Teórico argentino destrincha as razões desse fenômeno político
Livro de Ernesto Laclau publicado agora no Brasil revê o populismo em chave bem diversa do menosprezo e desdém em geral atribuído a ele. Para o pesquisador, a prática política representa uma articulação profunda por mudanças institucionais e teve papel preponderante na consolidação da democracia na América Latina.
O populismo foi essencial na construção de governos nacionais e populares na América Latina e "teve um papel enormemente positivo para a democracia no continente". A visão é do sociólogo e historiador argentino Ernesto Laclau, 78, um especialista no tema que divide o debate político e horroriza setores conservadores.
Parafraseando o célebre "Manifesto Comunista", de Karl Marx, ele afirma: "Há um fantasma que assombra a América Latina e esse fantasma é o populismo".
Professor emérito de teoria política da Universidade de Essex (Grã-Bretanha), Laclau mergulha no fenômeno em "A Razão Populista" [trad. Carlos Eugênio Marcondes de Moura, Três Estrelas, R$ 69,90, 384 págs.].
Para ele, a ascensão de movimentos de massas no continente provoca mudanças em governos, que assumem características nacional-populares. Há batalhas por alterações institucionais e inevitáveis choques com elites. Institucionalismo versus populismo --aí está o embate.
"A participação democrática das massas, com seus ideais comunitários, não se ajusta a Estados liberais tradicionais", afirma ele, em entrevista à Folha.
Afinal, as instituições nunca são neutras. "Elas são a cristalização de uma relação de forças entre grupos sociais. Quando mudam essas relações, as instituições --e até as constituições-- precisam ser modificadas. Estamos num processo de mudança no qual as novas forças sociais estão fazendo novas demandas e, naturalmente, vão se chocar com vários aspectos constitucionais estabelecidos anteriormente, em sociedades que eram muito diferentes", analisa.
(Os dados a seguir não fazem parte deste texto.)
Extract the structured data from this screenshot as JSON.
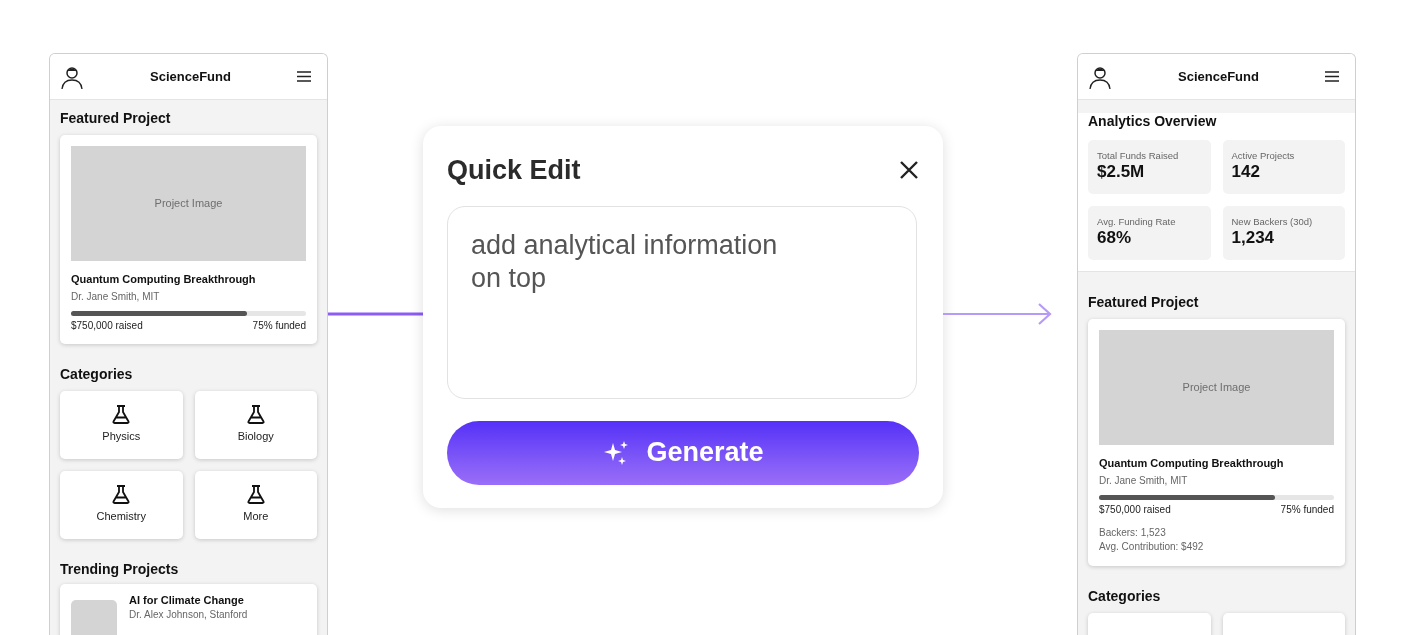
{
  "before": {
    "header": {
      "title": "ScienceFund"
    },
    "featured": {
      "title": "Featured Project",
      "project": {
        "image_label": "Project Image",
        "name": "Quantum Computing Breakthrough",
        "author": "Dr. Jane Smith, MIT",
        "level": 0.75,
        "raised": "$750,000 raised",
        "funded": "75% funded"
      }
    },
    "categories": {
      "title": "Categories",
      "items": [
        {
          "label": "Physics"
        },
        {
          "label": "Biology"
        },
        {
          "label": "Chemistry"
        },
        {
          "label": "More"
        }
      ]
    },
    "trending": {
      "title": "Trending Projects",
      "items": [
        {
          "name": "AI for Climate Change",
          "author": "Dr. Alex Johnson, Stanford"
        }
      ]
    }
  },
  "quick_edit": {
    "title": "Quick Edit",
    "prompt": "add analytical information\non top",
    "button": "Generate"
  },
  "after": {
    "header": {
      "title": "ScienceFund"
    },
    "analytics": {
      "title": "Analytics Overview",
      "stats": [
        {
          "label": "Total Funds Raised",
          "value": "$2.5M"
        },
        {
          "label": "Active Projects",
          "value": "142"
        },
        {
          "label": "Avg. Funding Rate",
          "value": "68%"
        },
        {
          "label": "New Backers (30d)",
          "value": "1,234"
        }
      ]
    },
    "featured": {
      "title": "Featured Project",
      "project": {
        "image_label": "Project Image",
        "name": "Quantum Computing Breakthrough",
        "author": "Dr. Jane Smith, MIT",
        "level": 0.75,
        "raised": "$750,000 raised",
        "funded": "75% funded",
        "details": [
          "Backers: 1,523",
          "Avg. Contribution: $492"
        ]
      }
    },
    "categories": {
      "title": "Categories"
    }
  }
}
É para bloquear essa ascensão das massas que o poder conservador trata de se agarrar a essas antigas formas institucionais e faz uma cruzada antipopulista, avalia Laclau. "Não que as instituições tenham que ser abolidas, mas precisam ser reformadas", pondera. "As instituições da República Velha do Brasil não funcionariam na sociedade contemporânea", exemplifica o professor.
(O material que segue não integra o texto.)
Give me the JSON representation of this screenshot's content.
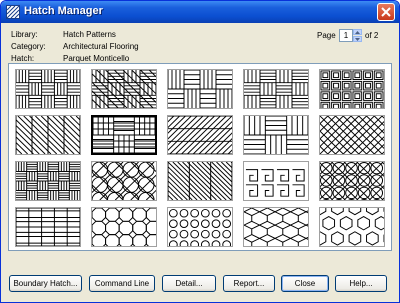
{
  "window": {
    "title": "Hatch Manager"
  },
  "info": {
    "library_label": "Library:",
    "library_value": "Hatch Patterns",
    "category_label": "Category:",
    "category_value": "Architectural Flooring",
    "hatch_label": "Hatch:",
    "hatch_value": "Parquet Monticello"
  },
  "pager": {
    "label": "Page",
    "current": "1",
    "of_text": "of 2"
  },
  "patterns": {
    "selected_index": 6,
    "count": 20,
    "tile_names": [
      "basketweave-tile",
      "herringbone-diagonal-tile",
      "parquet-squares-tile",
      "parquet-blocks-tile",
      "concentric-squares-tile",
      "diagonal-weave-tile",
      "plank-blocks-tile",
      "herringbone-tile",
      "staggered-plank-tile",
      "diamond-weave-tile",
      "small-blocks-tile",
      "parquet-monticello-tile",
      "diagonal-parquet-tile",
      "greek-key-tile",
      "circle-lattice-tile",
      "grid-tile",
      "octagon-tile",
      "circle-rows-tile",
      "cube-lattice-tile",
      "hexagon-tile"
    ]
  },
  "buttons": {
    "boundary_hatch": "Boundary Hatch...",
    "command_line": "Command Line",
    "detail": "Detail...",
    "report": "Report...",
    "close": "Close",
    "help": "Help..."
  },
  "colors": {
    "title_bar": "#0b4fd1",
    "dialog_bg": "#ece9d8",
    "button_border": "#003c74"
  }
}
Laclau se refere especialmente às mudanças institucionais ocorridas na Bolívia, no Equador e na Venezuela.
Nesse último país, diz que houve uma mudança radical, que deixou para trás uma sociedade desestruturada e com pouca participação de massas. Destaca o papel das "misiones" (os programas sociais chavistas), que formam grupos autônomos em distintos níveis da comunidade. "Essa sociedade necessita instituições novas, e os conservadores querem manter as instituições mais tradicionais."
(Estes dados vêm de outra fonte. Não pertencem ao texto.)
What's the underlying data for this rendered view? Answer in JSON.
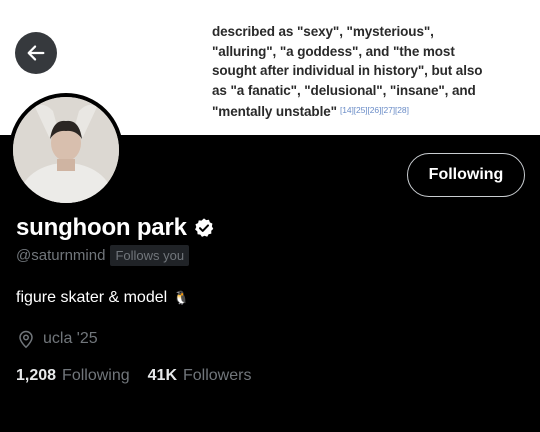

Também no Equador o debate foi para mudar leis dos anos 1990, que refletiam o apogeu do neoliberalismo e das ideias do Consenso de Washington implantadas no país. Situações semelhantes ocorrem na Bolívia, com participação indígena, e na Argentina.
Pergunto sobre o alegado viés autoritário que, segundo alguns, está embutido em mudanças nesses países. Laclau diz que a acusação é absurda. Cita as eleições periódicas que ocorrem hoje no continente. E lembra as ditaduras que proliferaram por aqui no século 20, especialmente do Chile de Augusto Pinochet.
"Se houve um ataque autoritário às instituições, esse ataque não veio do populismo, veio do neoliberalismo", declara.
RETÓRICA O populismo é alvo de achincalhe, menosprezo, desdém. Muitas vezes, é apontado como simples retórica. É o que Laclau descreve, com exemplos históricos, em todo um capítulo. "O populismo não só tem sido degradado mas também denegrido. Seu rechaço tem sido parte da construção discursiva de certa normalidade, de um universo político ascético do qual sua lógica perigosa teria que ser excluída", diz.
É dessa concepção de um mundo sem ação das massas que surgem as conhecidas ideias de que governos devem ser exercidos por técnicos e gestores teoricamente competentes? "Trocar a política pela administração tem sido sempre a ideologia conservadora das elites econômicas da América Latina", responde Laclau.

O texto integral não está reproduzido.